The talks, due to begin in Washington on Monday, will now be restricted to issues of data privacy and the NSA's Prism programme following a tense 24 hours of negotiations in Brussels between national EU ambassadors. Britain, supported only by Sweden, vetoed plans to launch two "working groups" on the espionage debacle with the Americans.
Officials said the abortive attempt to come up with a common European position only served to highlight the divisions that have surfaced as a result of the espionage scandal, with the Europeans against the Americans, the French and the Germans against the British, and leading pro-EU figures arguing that the fiasco has underlined the case for Europe constructing its own cyber-defences.
"We need our own capacities, European cloud computing, EU strategic independence," said Michel Barnier, the French politician and European commissioner for the single market.

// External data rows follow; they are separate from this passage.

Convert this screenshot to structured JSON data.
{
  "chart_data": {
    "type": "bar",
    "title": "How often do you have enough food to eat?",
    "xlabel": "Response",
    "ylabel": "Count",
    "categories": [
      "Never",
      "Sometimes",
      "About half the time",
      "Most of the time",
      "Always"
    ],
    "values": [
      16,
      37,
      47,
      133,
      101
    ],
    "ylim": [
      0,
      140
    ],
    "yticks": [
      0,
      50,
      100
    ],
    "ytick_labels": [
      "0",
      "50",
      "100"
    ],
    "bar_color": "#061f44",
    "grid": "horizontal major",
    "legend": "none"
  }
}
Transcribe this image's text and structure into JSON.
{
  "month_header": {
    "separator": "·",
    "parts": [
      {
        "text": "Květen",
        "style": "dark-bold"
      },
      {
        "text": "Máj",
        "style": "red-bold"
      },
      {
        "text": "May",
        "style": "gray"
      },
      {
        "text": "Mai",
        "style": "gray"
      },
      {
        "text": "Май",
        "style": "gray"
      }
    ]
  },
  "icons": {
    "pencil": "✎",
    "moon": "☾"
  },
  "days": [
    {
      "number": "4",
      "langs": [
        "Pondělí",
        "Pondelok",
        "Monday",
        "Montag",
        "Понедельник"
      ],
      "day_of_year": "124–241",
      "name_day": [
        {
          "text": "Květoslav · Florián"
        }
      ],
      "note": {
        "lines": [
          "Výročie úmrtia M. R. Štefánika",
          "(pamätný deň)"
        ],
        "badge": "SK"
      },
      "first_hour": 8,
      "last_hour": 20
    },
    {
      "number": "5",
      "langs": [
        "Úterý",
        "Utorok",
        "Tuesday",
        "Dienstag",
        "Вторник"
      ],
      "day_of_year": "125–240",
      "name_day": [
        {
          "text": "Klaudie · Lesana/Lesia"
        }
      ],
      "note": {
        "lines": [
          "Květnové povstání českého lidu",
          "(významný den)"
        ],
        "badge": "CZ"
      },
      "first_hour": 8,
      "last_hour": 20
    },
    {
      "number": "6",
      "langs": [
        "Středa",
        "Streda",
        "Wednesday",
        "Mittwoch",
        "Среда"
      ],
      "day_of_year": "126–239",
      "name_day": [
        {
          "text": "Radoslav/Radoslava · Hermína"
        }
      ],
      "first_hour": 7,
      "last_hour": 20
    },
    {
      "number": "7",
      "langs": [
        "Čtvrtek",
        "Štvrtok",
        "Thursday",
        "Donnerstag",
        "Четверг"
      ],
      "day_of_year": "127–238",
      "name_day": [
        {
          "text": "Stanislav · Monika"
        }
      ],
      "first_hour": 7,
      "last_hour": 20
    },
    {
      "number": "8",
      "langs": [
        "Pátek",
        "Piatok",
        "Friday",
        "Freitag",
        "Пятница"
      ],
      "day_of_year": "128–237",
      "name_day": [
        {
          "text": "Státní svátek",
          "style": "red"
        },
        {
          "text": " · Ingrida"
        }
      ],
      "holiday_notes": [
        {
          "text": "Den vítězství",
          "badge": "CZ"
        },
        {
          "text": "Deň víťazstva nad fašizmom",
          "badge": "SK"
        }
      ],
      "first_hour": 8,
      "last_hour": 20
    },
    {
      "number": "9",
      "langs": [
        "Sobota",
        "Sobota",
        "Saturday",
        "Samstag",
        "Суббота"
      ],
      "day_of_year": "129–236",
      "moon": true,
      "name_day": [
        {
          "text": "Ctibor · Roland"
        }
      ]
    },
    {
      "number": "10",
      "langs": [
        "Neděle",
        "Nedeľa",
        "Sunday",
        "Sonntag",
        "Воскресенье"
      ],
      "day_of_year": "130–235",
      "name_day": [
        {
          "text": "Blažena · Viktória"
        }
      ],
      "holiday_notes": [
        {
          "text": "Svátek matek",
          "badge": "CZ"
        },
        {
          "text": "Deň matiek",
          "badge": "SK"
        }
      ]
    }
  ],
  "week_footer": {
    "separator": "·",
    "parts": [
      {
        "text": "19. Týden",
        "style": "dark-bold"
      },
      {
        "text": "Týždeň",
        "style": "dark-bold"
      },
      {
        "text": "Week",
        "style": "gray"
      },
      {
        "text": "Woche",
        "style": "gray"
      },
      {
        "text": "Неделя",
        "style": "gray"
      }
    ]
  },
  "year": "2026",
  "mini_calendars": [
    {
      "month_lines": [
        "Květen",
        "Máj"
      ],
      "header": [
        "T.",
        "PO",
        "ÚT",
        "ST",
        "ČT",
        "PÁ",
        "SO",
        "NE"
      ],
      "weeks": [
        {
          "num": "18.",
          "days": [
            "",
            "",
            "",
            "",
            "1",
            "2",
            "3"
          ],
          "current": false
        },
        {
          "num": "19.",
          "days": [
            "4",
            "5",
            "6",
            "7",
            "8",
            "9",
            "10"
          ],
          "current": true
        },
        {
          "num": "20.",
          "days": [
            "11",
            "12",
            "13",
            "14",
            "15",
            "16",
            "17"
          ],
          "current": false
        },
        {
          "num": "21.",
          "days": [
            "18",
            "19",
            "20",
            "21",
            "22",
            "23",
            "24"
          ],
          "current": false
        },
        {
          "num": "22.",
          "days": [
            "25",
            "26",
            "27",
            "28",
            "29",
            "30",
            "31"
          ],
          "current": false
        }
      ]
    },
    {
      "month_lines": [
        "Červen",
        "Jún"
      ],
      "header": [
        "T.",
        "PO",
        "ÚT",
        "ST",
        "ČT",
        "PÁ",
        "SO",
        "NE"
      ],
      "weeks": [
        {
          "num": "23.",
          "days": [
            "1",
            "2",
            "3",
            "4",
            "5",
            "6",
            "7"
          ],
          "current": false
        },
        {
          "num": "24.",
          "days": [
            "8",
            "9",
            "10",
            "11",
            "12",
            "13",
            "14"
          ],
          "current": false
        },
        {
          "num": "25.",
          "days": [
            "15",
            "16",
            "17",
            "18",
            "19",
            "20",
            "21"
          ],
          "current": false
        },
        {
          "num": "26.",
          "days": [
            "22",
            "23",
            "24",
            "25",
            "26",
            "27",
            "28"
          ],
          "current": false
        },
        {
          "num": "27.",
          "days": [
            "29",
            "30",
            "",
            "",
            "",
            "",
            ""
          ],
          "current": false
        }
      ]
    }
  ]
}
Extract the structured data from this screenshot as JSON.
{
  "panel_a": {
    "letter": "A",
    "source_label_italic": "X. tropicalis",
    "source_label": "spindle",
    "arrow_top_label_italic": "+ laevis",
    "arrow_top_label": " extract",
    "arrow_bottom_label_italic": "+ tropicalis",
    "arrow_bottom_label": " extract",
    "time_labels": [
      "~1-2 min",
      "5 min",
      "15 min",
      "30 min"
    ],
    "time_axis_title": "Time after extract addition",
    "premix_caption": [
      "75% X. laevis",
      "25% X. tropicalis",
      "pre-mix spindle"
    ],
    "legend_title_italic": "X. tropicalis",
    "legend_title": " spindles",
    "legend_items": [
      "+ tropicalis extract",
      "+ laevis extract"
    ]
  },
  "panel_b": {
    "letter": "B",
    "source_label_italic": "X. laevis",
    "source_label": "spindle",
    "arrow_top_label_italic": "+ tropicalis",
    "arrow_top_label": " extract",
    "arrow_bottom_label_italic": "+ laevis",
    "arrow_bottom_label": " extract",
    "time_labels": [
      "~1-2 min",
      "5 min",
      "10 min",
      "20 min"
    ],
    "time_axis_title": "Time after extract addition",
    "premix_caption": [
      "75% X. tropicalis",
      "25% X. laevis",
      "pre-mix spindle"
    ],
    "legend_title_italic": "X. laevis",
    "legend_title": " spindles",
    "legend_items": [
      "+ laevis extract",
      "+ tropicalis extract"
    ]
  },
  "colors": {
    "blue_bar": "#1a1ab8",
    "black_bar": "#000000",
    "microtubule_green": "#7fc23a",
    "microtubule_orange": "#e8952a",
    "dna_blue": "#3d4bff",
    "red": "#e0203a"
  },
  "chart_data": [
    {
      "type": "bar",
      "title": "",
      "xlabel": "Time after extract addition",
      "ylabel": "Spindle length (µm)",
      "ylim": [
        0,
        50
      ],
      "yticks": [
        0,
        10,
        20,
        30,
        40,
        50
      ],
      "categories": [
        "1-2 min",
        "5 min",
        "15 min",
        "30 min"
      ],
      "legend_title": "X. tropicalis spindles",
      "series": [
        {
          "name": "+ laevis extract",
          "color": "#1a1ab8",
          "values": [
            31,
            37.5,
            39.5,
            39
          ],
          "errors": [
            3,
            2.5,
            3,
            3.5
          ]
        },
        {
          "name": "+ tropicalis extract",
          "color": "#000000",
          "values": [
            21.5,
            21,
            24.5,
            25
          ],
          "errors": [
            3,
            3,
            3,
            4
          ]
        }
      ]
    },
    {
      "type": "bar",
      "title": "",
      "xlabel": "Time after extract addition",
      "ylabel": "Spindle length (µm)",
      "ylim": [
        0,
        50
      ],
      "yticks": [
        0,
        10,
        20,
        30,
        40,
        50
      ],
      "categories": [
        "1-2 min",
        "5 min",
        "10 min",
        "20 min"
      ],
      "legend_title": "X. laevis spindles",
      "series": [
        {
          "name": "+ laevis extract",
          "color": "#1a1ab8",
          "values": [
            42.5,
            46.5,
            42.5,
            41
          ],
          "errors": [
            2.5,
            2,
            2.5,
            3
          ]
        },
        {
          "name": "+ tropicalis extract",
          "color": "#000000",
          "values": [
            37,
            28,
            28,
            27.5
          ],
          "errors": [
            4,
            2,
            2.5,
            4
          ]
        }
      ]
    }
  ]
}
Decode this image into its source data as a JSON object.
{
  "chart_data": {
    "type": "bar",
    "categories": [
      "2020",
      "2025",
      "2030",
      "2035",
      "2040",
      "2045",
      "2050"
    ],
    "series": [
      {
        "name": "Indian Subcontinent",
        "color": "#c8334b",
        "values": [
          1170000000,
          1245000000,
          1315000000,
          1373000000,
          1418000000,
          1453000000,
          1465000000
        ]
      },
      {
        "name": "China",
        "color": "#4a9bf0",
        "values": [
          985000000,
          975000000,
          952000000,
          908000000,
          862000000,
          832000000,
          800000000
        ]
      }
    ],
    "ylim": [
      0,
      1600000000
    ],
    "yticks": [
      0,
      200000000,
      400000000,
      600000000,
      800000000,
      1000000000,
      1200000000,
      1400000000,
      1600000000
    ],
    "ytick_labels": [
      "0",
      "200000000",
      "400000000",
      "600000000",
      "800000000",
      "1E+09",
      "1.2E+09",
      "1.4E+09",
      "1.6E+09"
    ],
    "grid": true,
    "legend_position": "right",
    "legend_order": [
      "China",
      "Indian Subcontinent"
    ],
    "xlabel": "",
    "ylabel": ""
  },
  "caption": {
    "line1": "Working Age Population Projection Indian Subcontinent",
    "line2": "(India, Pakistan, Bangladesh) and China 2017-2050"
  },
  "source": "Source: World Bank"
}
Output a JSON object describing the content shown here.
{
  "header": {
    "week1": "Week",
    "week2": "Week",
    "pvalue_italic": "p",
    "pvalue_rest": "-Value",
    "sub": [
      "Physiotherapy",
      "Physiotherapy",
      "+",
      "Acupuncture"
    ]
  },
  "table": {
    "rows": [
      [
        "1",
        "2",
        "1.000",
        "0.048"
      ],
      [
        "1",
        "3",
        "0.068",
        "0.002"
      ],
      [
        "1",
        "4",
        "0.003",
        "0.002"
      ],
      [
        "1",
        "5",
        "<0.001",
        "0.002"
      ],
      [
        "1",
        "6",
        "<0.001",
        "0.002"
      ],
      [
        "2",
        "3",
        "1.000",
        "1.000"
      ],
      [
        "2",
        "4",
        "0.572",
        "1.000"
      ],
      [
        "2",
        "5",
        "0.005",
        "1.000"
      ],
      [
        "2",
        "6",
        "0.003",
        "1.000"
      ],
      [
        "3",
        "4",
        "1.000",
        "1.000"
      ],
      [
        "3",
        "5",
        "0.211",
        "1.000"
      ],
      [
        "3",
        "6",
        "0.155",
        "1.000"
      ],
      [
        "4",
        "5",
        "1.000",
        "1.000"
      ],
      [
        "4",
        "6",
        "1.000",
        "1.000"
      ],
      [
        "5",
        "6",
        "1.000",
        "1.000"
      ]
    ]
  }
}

This gets murky in terms of EU politics and the US/UK special relationship. The UK has long attempted to have one foot in Europe and the other in the middle of the Atlantic. We have had major revelations about the close partnership between the US and UK in the data collection and spying business. It is not surprising that they don't the rest of the EU getting in on the action.
We saw information yesterday that France has its own version of the game in operation and that there have been reports that Germany does too. I'm not sure just how Sweden fits into the picture.
One can be pretty confident that the UK didn't take action on this without close consultations across the pond.